**Date:** Sat, 27 Dec 1997 18:52:41 GMT
**Reply-To:** Richard F Ulrich <wpilib+@PITT.EDU>
**Sender:** "SPSSX(r) Discussion" <SPSSX-L@UGA.CC.UGA.EDU>
**From:** Richard F Ulrich <wpilib+@PITT.EDU>
**Organization:** University of Pittsburgh
**Subject:** Re: Test-retest Reliability: intraclass coefficient
<< d254324@nobel.si.uqam.ca : randolph@mlink.net >>
Randolph Stephenson (d254324@er.uqam.ca) wrote:

: Regarding the test-retest reliability, my problem is similar to Mary
: Tullu' posting.

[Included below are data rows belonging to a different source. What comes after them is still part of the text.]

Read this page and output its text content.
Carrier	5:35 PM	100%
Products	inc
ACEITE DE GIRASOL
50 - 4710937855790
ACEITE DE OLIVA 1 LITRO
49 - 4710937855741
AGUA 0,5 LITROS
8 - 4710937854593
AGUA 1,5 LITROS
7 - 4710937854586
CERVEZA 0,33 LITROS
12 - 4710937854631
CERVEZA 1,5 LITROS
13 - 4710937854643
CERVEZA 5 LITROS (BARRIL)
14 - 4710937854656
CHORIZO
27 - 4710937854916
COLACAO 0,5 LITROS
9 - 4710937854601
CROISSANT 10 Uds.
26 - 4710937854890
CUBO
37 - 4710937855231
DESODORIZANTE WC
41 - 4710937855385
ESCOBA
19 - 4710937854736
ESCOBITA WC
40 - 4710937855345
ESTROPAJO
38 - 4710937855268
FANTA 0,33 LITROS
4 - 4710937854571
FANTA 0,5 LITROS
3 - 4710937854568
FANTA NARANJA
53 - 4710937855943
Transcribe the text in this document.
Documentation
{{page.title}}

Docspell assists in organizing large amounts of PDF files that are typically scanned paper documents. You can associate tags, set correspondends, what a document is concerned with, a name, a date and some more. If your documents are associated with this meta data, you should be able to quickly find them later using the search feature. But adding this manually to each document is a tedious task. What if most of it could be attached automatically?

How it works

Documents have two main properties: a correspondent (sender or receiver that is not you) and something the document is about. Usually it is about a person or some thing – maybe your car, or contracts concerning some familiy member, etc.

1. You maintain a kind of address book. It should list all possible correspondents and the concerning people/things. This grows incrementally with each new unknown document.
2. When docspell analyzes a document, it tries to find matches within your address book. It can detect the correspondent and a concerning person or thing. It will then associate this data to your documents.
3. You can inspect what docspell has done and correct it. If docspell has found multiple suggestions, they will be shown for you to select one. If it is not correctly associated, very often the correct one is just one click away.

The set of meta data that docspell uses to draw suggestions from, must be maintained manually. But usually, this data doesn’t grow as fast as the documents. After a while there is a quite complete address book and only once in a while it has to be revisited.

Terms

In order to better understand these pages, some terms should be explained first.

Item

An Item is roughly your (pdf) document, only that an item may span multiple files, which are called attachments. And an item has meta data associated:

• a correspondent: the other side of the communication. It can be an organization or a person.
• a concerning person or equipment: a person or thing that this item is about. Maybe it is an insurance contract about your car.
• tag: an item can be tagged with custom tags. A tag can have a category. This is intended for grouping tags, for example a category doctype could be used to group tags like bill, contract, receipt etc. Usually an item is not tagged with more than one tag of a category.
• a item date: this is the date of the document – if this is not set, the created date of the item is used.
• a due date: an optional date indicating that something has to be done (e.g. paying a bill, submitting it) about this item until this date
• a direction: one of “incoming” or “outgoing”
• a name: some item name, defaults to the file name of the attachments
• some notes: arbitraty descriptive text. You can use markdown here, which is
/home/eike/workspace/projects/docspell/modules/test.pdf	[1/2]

However, I learned that I could do an intraclass
: corelation to evaluate the test-retest reliability. I read that the rho
: coefficient is an intraclass reliability. I know that David Nichols put
: an intraclass reliability macro available on the SPSS site: I got it. I
: have SPSS 7.5.1 for PC. I have a hard time to implement his macro.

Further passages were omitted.